Pour leurs intérêts, ils ne reculent devant rien. Ils n’ont cure des menaces et mises en garde des préfets, présidents des comités de veille mis en place dans chaque département pour surveiller la bonne commercialisation des noix de cajou. Mais cette fois, les trafiquants d’anacarde ont poussé le bouchon loin. Trop loin même !
La presse a fait écho de l’outrecuidance dont ont fait montre des exportateurs illégaux d’anacarde envers le directeur général des douanes, dans la nuit de mercredi 13 juin à 00h30. Alors que le Colonel-Major Da Pierre était à Bondoukou dans le cadre des activités de son parti politique, l’information lui est parvenue qu’une colonne de 35 camions acheminait frauduleusement des noix de cajou vers le Ghana. Il s’est rendu en pleine brousse pour interrompre le voyage. Mais les choses ne se passeront pas facilement pour le patron des gardiens de l’économie nationale. Sur place, lui et l’officier commis à sa sécurité sont pris à partie. Dans un état d’excitation, les trafiquants ont causé des dommages à 2 véhicules, dont celui du Colonel-Major. Appelée en renfort, la gendarmerie a traîné les pas avant d’arriver sur les lieux. Le convoi de camions a été contraint de rebrousser chemin.

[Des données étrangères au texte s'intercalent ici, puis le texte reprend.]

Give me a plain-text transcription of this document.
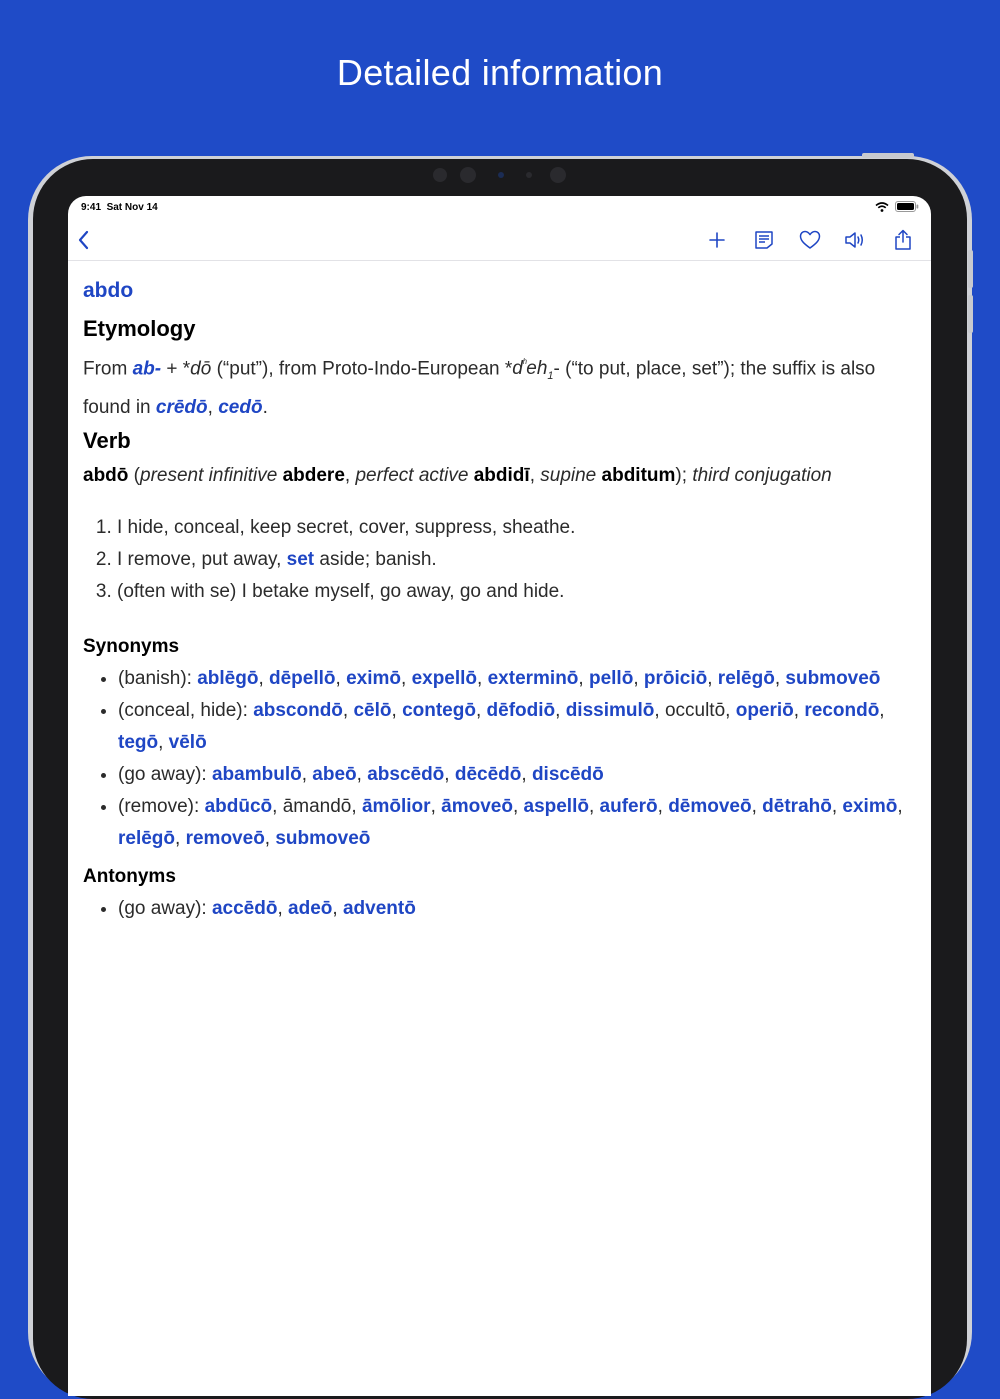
Detailed information
9:41 Sat Nov 14
abdo
Etymology

From ab- + *dō (“put”), from Proto-Indo-European $*d^ʰeh_1-$ (“to put, place, set”); the suffix is also found in crēdō, cedō.

Verb

abdō (present infinitive abdere, perfect active abdidī, supine abditum); third conjugation

1. I hide, conceal, keep secret, cover, suppress, sheathe.
2. I remove, put away, set aside; banish.
3. (often with se) I betake myself, go away, go and hide.
Synonyms
• (banish): ablēgō, dēpellō, eximō, expellō, exterminō, pellō, prōiciō, relēgō, submoveō
• (conceal, hide): abscondō, cēlō, contegō, dēfodiō, dissimulō, occultō, operiō, recondō, tegō, vēlō
• (go away): abambulō, abeō, abscēdō, dēcēdō, discēdō
• (remove): abdūcō, āmandō, āmōlior, āmoveō, aspellō, auferō, dēmoveō, dētrahō, eximō, relēgō, removeō, submoveō
Antonyms
• (go away): accēdō, adeō, adventō
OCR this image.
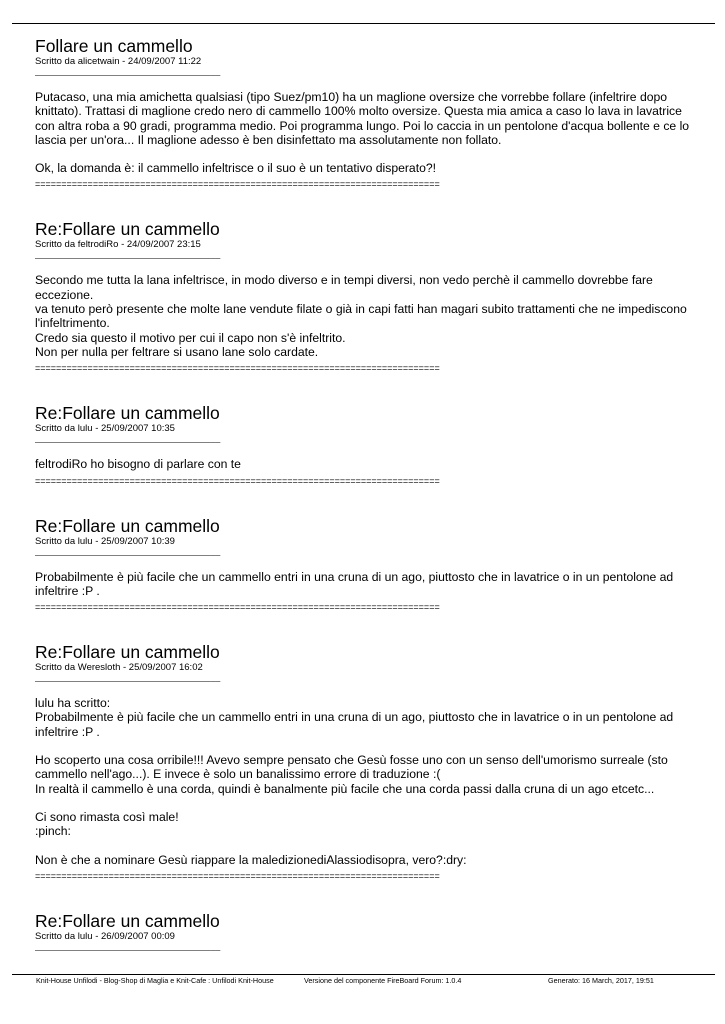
Follare un cammello
Scritto da alicetwain - 24/09/2007 11:22
_____________________________________

Putacaso, una mia amichetta qualsiasi (tipo Suez/pm10) ha un maglione oversize che vorrebbe follare (infeltrire dopo knittato). Trattasi di maglione credo nero di cammello 100% molto oversize. Questa mia amica a caso lo lava in lavatrice con altra roba a 90 gradi, programma medio. Poi programma lungo. Poi lo caccia in un pentolone d'acqua bollente e ce lo lascia per un'ora... Il maglione adesso è ben disinfettato ma assolutamente non follato.

Ok, la domanda è: il cammello infeltrisce o il suo è un tentativo disperato?!

=============================================================================
Re:Follare un cammello
Scritto da feltrodiRo - 24/09/2007 23:15
_____________________________________

Secondo me tutta la lana infeltrisce, in modo diverso e in tempi diversi, non vedo perchè il cammello dovrebbe fare eccezione.

va tenuto però presente che molte lane vendute filate o già in capi fatti han magari subito trattamenti che ne impediscono l'infeltrimento.

Credo sia questo il motivo per cui il capo non s'è infeltrito.

Non per nulla per feltrare si usano lane solo cardate.

=============================================================================
Re:Follare un cammello
Scritto da lulu - 25/09/2007 10:35
_____________________________________

feltrodiRo ho bisogno di parlare con te

=============================================================================
Re:Follare un cammello
Scritto da lulu - 25/09/2007 10:39
_____________________________________

Probabilmente è più facile che un cammello entri in una cruna di un ago, piuttosto che in lavatrice o in un pentolone ad infeltrire :P .

=============================================================================
Re:Follare un cammello
Scritto da Weresloth - 25/09/2007 16:02
_____________________________________

lulu ha scritto:

Probabilmente è più facile che un cammello entri in una cruna di un ago, piuttosto che in lavatrice o in un pentolone ad infeltrire :P .

Ho scoperto una cosa orribile!!! Avevo sempre pensato che Gesù fosse uno con un senso dell'umorismo surreale (sto cammello nell'ago...). E invece è solo un banalissimo errore di traduzione :(

In realtà il cammello è una corda, quindi è banalmente più facile che una corda passi dalla cruna di un ago etcetc...

Ci sono rimasta così male!

:pinch:

Non è che a nominare Gesù riappare la maledizionediAlassiodisopra, vero?:dry:

=============================================================================
Re:Follare un cammello
Scritto da lulu - 26/09/2007 00:09
_____________________________________
Knit-House Unfilodi - Blog-Shop di Maglia e Knit-Cafe : Unfilodi Knit-House	Versione del componente FireBoard Forum: 1.0.4	Generato: 16 March, 2017, 19:51
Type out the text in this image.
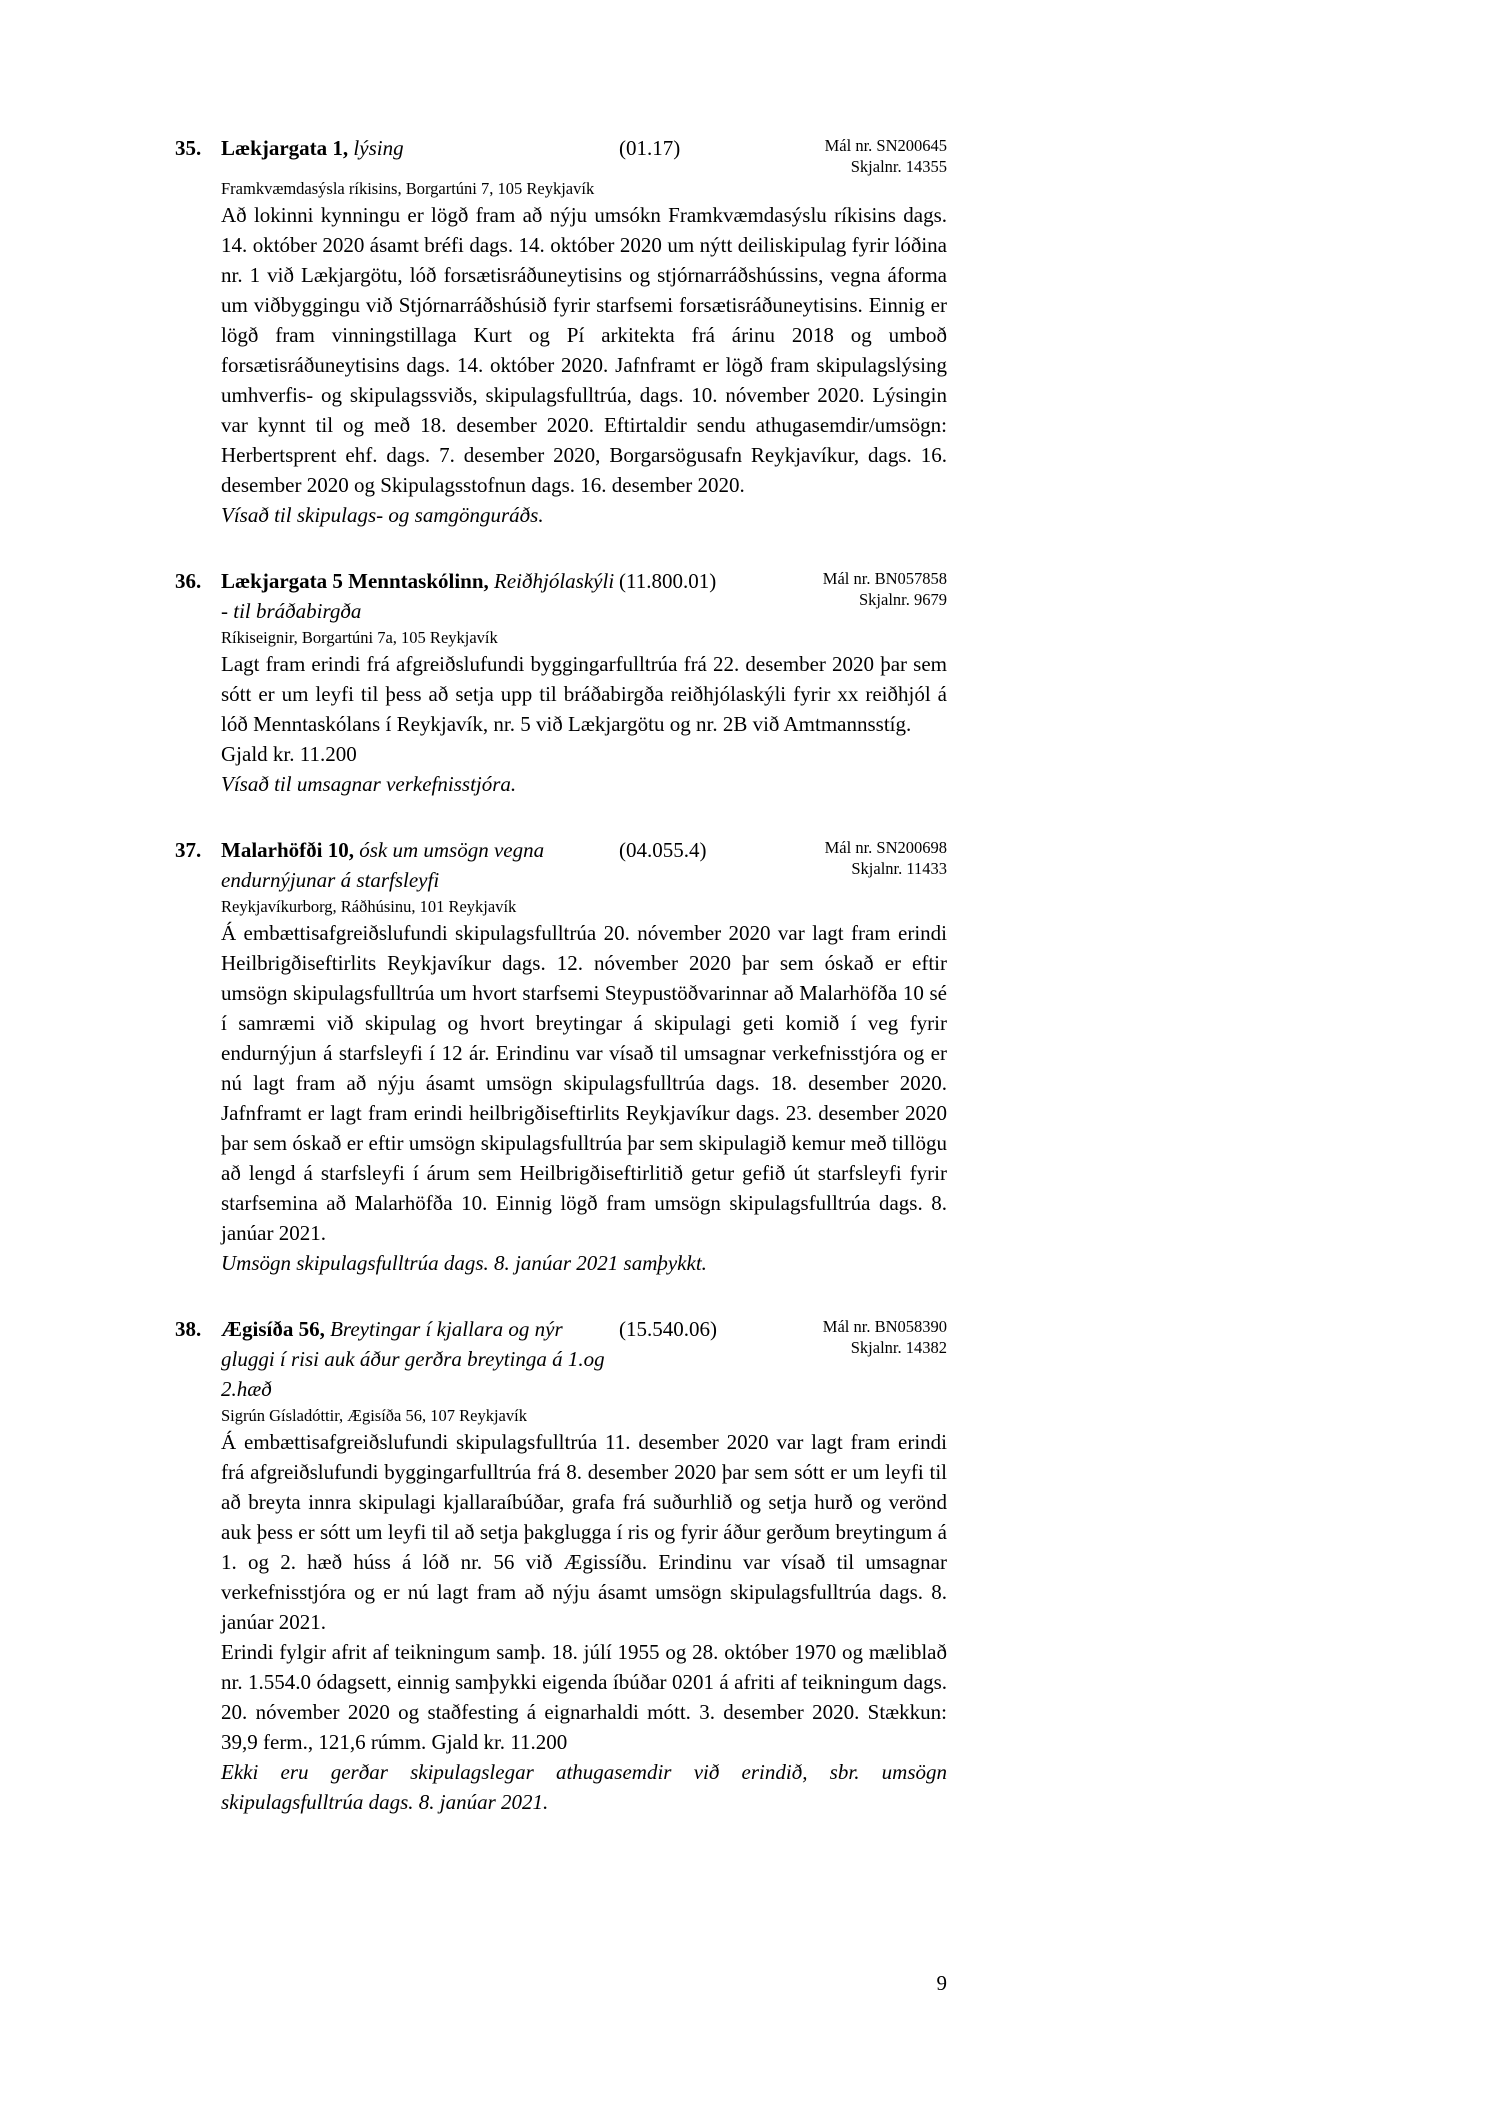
35. Lækjargata 1, lýsing	(01.17)	Mál nr. SN200645
Skjalnr. 14355
Framkvæmdasýsla ríkisins, Borgartúni 7, 105 Reykjavík

Að lokinni kynningu er lögð fram að nýju umsókn Framkvæmdasýslu ríkisins dags. 14. október 2020 ásamt bréfi dags. 14. október 2020 um nýtt deiliskipulag fyrir lóðina nr. 1 við Lækjargötu, lóð forsætisráðuneytisins og stjórnarráðshússins, vegna áforma um viðbyggingu við Stjórnarráðshúsið fyrir starfsemi forsætisráðuneytisins. Einnig er lögð fram vinningstillaga Kurt og Pí arkitekta frá árinu 2018 og umboð forsætisráðuneytisins dags. 14. október 2020. Jafnframt er lögð fram skipulagslýsing umhverfis- og skipulagssviðs, skipulagsfulltrúa, dags. 10. nóvember 2020. Lýsingin var kynnt til og með 18. desember 2020. Eftirtaldir sendu athugasemdir/umsögn: Herbertsprent ehf. dags. 7. desember 2020, Borgarsögusafn Reykjavíkur, dags. 16. desember 2020 og Skipulagsstofnun dags. 16. desember 2020.

Vísað til skipulags- og samgönguráðs.
36. Lækjargata 5 Menntaskólinn, Reiðhjólaskýli - til bráðabirgða
(11.800.01)	Mál nr. BN057858
Skjalnr. 9679
Ríkiseignir, Borgartúni 7a, 105 Reykjavík

Lagt fram erindi frá afgreiðslufundi byggingarfulltrúa frá 22. desember 2020 þar sem sótt er um leyfi til þess að setja upp til bráðabirgða reiðhjólaskýli fyrir xx reiðhjól á lóð Menntaskólans í Reykjavík, nr. 5 við Lækjargötu og nr. 2B við Amtmannsstíg.

Gjald kr. 11.200

Vísað til umsagnar verkefnisstjóra.
37. Malarhöfði 10, ósk um umsögn vegna endurnýjunar á starfsleyfi
(04.055.4)	Mál nr. SN200698
Skjalnr. 11433
Reykjavíkurborg, Ráðhúsinu, 101 Reykjavík

Á embættisafgreiðslufundi skipulagsfulltrúa 20. nóvember 2020 var lagt fram erindi Heilbrigðiseftirlits Reykjavíkur dags. 12. nóvember 2020 þar sem óskað er eftir umsögn skipulagsfulltrúa um hvort starfsemi Steypustöðvarinnar að Malarhöfða 10 sé í samræmi við skipulag og hvort breytingar á skipulagi geti komið í veg fyrir endurnýjun á starfsleyfi í 12 ár. Erindinu var vísað til umsagnar verkefnisstjóra og er nú lagt fram að nýju ásamt umsögn skipulagsfulltrúa dags. 18. desember 2020. Jafnframt er lagt fram erindi heilbrigðiseftirlits Reykjavíkur dags. 23. desember 2020 þar sem óskað er eftir umsögn skipulagsfulltrúa þar sem skipulagið kemur með tillögu að lengd á starfsleyfi í árum sem Heilbrigðiseftirlitið getur gefið út starfsleyfi fyrir starfsemina að Malarhöfða 10. Einnig lögð fram umsögn skipulagsfulltrúa dags. 8. janúar 2021.

Umsögn skipulagsfulltrúa dags. 8. janúar 2021 samþykkt.
38. Ægisíða 56, Breytingar í kjallara og nýr gluggi í risi auk áður gerðra breytinga á 1.og 2.hæð
(15.540.06)	Mál nr. BN058390
Skjalnr. 14382
Sigrún Gísladóttir, Ægisíða 56, 107 Reykjavík

Á embættisafgreiðslufundi skipulagsfulltrúa 11. desember 2020 var lagt fram erindi frá afgreiðslufundi byggingarfulltrúa frá 8. desember 2020 þar sem sótt er um leyfi til að breyta innra skipulagi kjallaraíbúðar, grafa frá suðurhlið og setja hurð og verönd auk þess er sótt um leyfi til að setja þakglugga í ris og fyrir áður gerðum breytingum á 1. og 2. hæð húss á lóð nr. 56 við Ægissíðu. Erindinu var vísað til umsagnar verkefnisstjóra og er nú lagt fram að nýju ásamt umsögn skipulagsfulltrúa dags. 8. janúar 2021.

Erindi fylgir afrit af teikningum samþ. 18. júlí 1955 og 28. október 1970 og mæliblað nr. 1.554.0 ódagsett, einnig samþykki eigenda íbúðar 0201 á afriti af teikningum dags. 20. nóvember 2020 og staðfesting á eignarhaldi mótt. 3. desember 2020. Stækkun: 39,9 ferm., 121,6 rúmm. Gjald kr. 11.200

Ekki eru gerðar skipulagslegar athugasemdir við erindið, sbr. umsögn skipulagsfulltrúa dags. 8. janúar 2021.
9
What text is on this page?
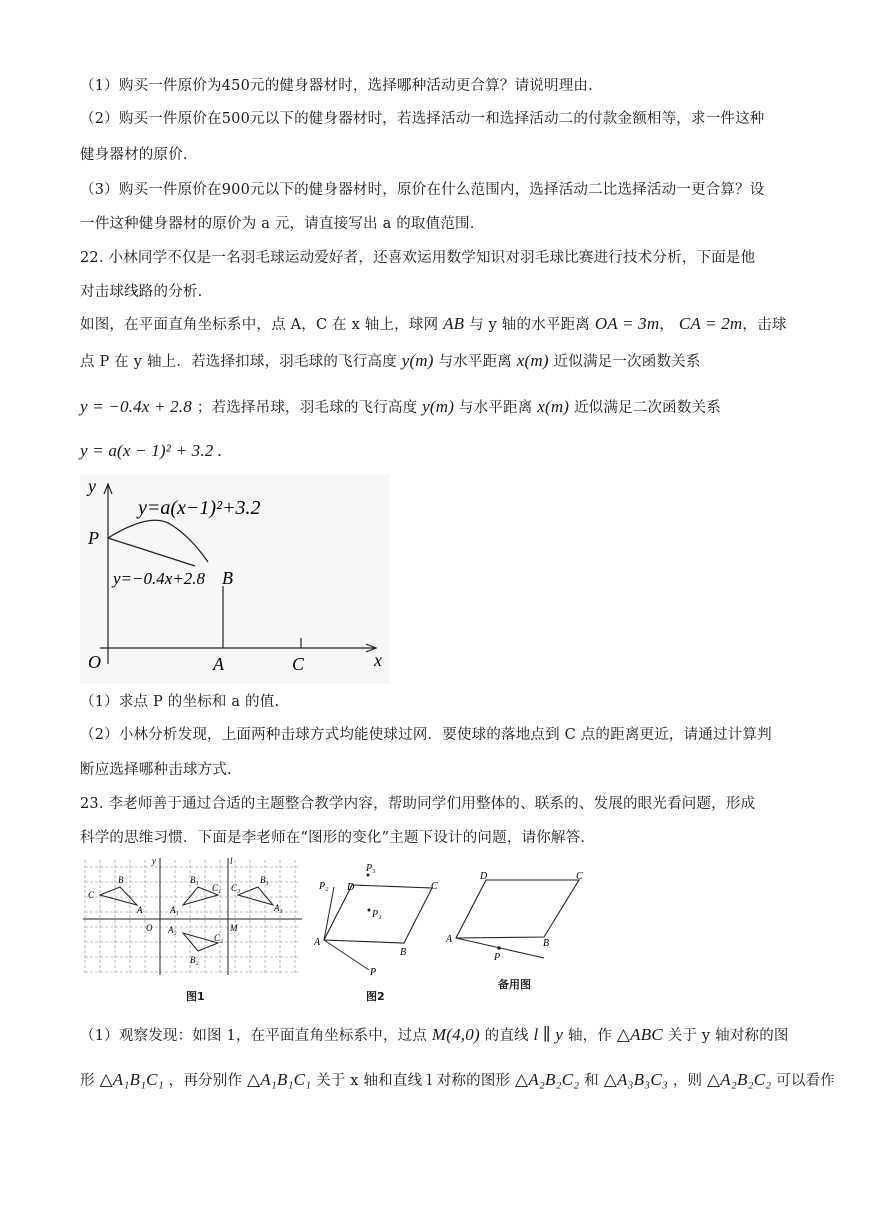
（1）购买一件原价为450元的健身器材时，选择哪种活动更合算？请说明理由.
（2）购买一件原价在500元以下的健身器材时，若选择活动一和选择活动二的付款金额相等，求一件这种
健身器材的原价.
（3）购买一件原价在900元以下的健身器材时，原价在什么范围内，选择活动二比选择活动一更合算？设
一件这种健身器材的原价为 a 元，请直接写出 a 的取值范围.
22. 小林同学不仅是一名羽毛球运动爱好者，还喜欢运用数学知识对羽毛球比赛进行技术分析，下面是他
对击球线路的分析.
如图，在平面直角坐标系中，点 A，C 在 x 轴上，球网 AB 与 y 轴的水平距离 OA = 3m， CA = 2m，击球
点 P 在 y 轴上．若选择扣球，羽毛球的飞行高度 y(m) 与水平距离 x(m) 近似满足一次函数关系
y = −0.4x + 2.8 ；若选择吊球，羽毛球的飞行高度 y(m) 与水平距离 x(m) 近似满足二次函数关系
y = a(x − 1)² + 3.2 .
y
x
O
P
A	C
B
y=a(x−1)²+3.2
y=−0.4x+2.8
（1）求点 P 的坐标和 a 的值.
（2）小林分析发现，上面两种击球方式均能使球过网．要使球的落地点到 C 点的距离更近，请通过计算判
断应选择哪种击球方式.
23. 李老师善于通过合适的主题整合教学内容，帮助同学们用整体的、联系的、发展的眼光看问题，形成
科学的思维习惯．下面是李老师在“图形的变化”主题下设计的问题，请你解答.
y	l
O	M
C
B
A	A₁
B₁
C₁
A₂
B₂
C₂
A₃
B₃
C₃
图1
A
B
C
D
P
P₁
P₂
P₃
图2
A	B
C
D
P
备用图
（1）观察发现：如图 1，在平面直角坐标系中，过点 M(4,0) 的直线 l ∥ y 轴，作 △ABC 关于 y 轴对称的图
形 △A₁B₁C₁ ，再分别作 △A₁B₁C₁ 关于 x 轴和直线 l 对称的图形 △A₂B₂C₂ 和 △A₃B₃C₃ ，则 △A₂B₂C₂ 可以看作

Dans un communiqué publié le 15 juin sur sa page Facebook, la direction générale des douanes a joué la carte de l’apaisement. Préférant sauver les apparences d’une collaboration entre gendarmes et douaniers. « Il [le directeur général des douanes, NDLR] s’est immédiatement rendu au peloton mobile de la Gendarmerie où le Commandant n’a fait aucune difficulté à le faire appuyer par ses éléments », selon le communiqué. Ou encore « Les agents de la gendarmerie qui lui ont prêté main forte et les agents des douanes en service, ont eux aussi regagné leurs postes de travail sains et saufs ». Plusieurs sources ont affirmé le contraire d’ « agents de la gendarmerie » ayant « prêté main forte ».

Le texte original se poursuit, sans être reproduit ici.